Chiaramente nessuno può sapere quale fosse la motivazione reale che abbia indotto Jones ad arrogarsi un’azione per la quale non aveva potere, ma va detto che se l’intento fosse stato realmente quello di estendere i confini del basket – sport peraltro già in forte crescita all’epoca – possiamo ben dire a posteriori che ci sia perfettamente riuscito, non solo per la diffusione crescente della disciplina, ma anche per l’onda lunga esercitata da quell’incontro; è a partire da quel momento infatti, che gli europei hanno cominciato a rapportarsi gradualmente alla pari con quelli che allora erano considerati i “mostri” d’oltreoceano e gli statunitensi a comprendere per reazione, l’importanza di portare l’Nba nel basket internazionale, spinta anche dall’interesse della lega stessa di attrarre sempre più il mondo ed i giocatori europei.
Proprio l’obiettivo della federazione internazionale di basket e dell’Nba, fu alla base della successiva abolizione della distinzione (ormai del tutto anacronistica) fra professionismo e dilettantismo a partire dal 1992, complice anche la nuova sconfitta subita dagli Usa per mano dell’Urss nel 1988.

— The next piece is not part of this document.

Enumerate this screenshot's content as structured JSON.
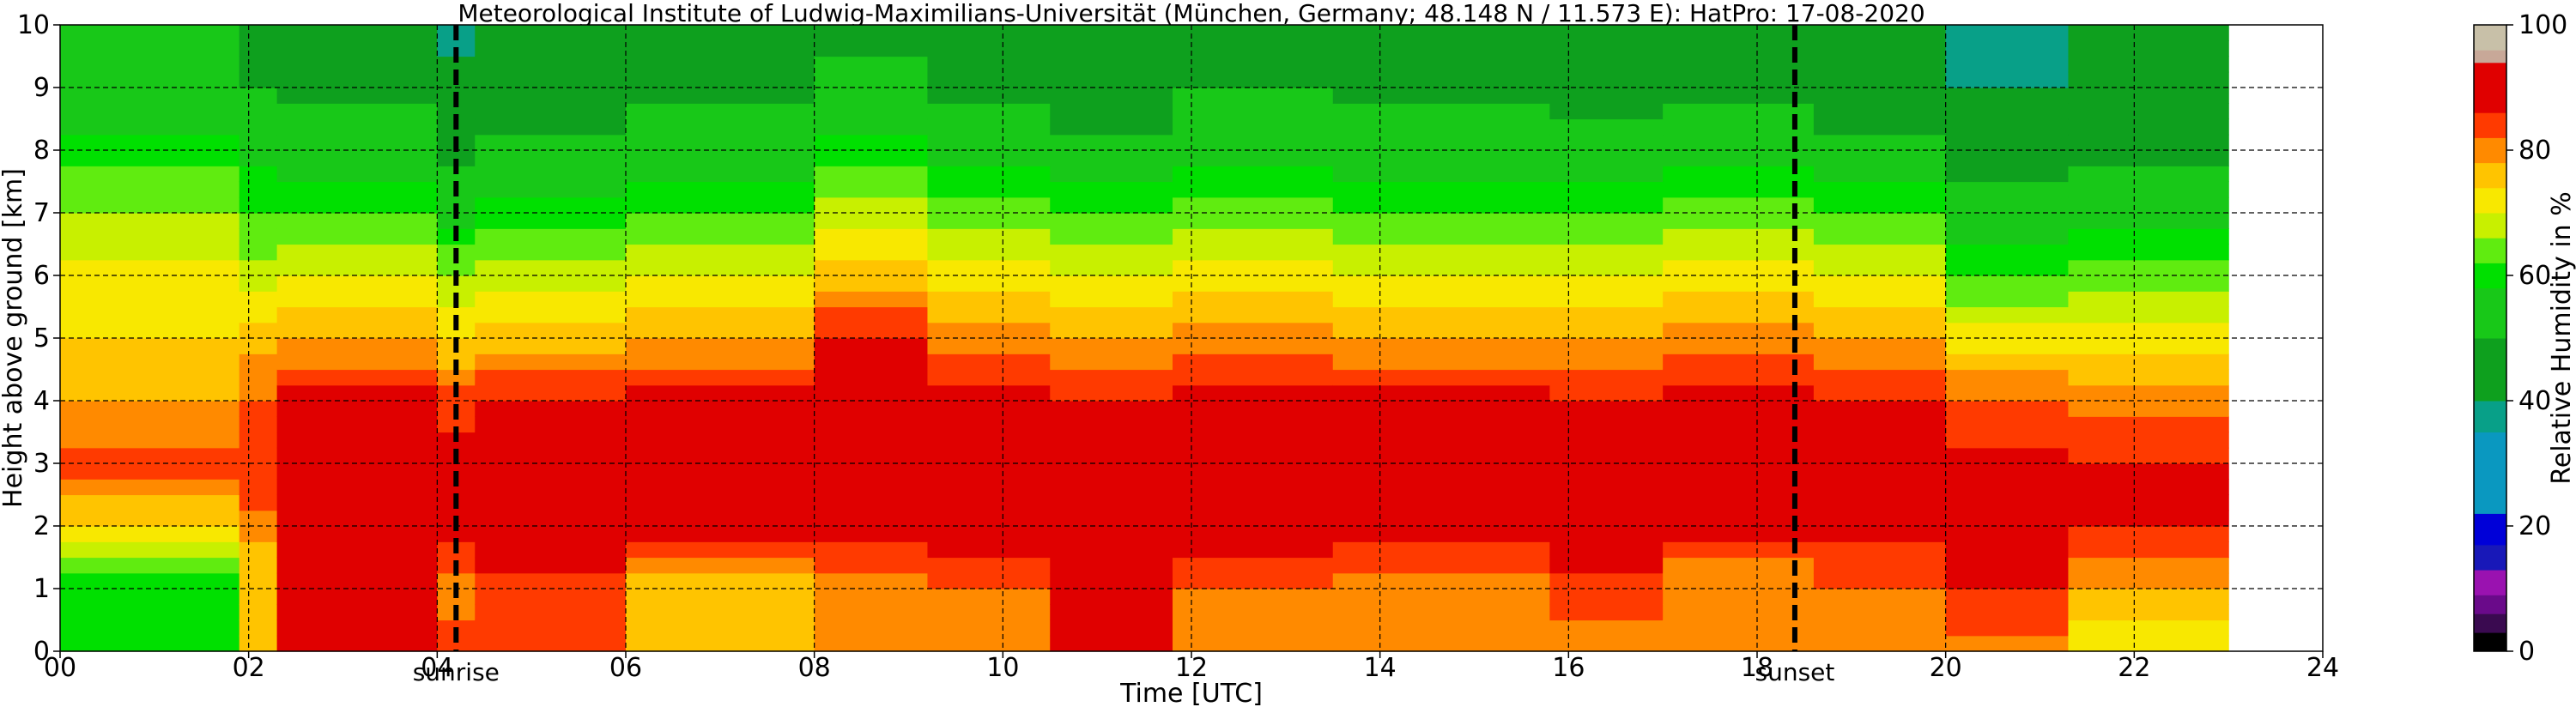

Tornando a quella serata di Monaco, gli statunitensi non salirono sul podio per protesta e non ritirarono mai neanche in seguito la medaglia, nonostante i reiterati interventi del Cio nel corso del tempo: addirittura, dopo essersi ritrovati nel 2012, tutti i componenti della squadra hanno deciso all’unanimità di inserire nei rispettivi testamenti individuali, una clausola in base alla quale neppure gli eredi saranno mai titolati a ritirare le medaglie, che a tutt’oggi sono custodite nel caveau di una banca di Losanna.
I sovietici invece, furono salutati al loro rientro in patria come veri eroi, osannati ancora negli anni a venire, accompagnati da quell’immagine eterea della corsa irrefrenabile di Alexander Belov: corsa che però si interruppe prematuramente appena sei anni dopo i giochi, nel 1978, a causa di un sarcoma cardiaco.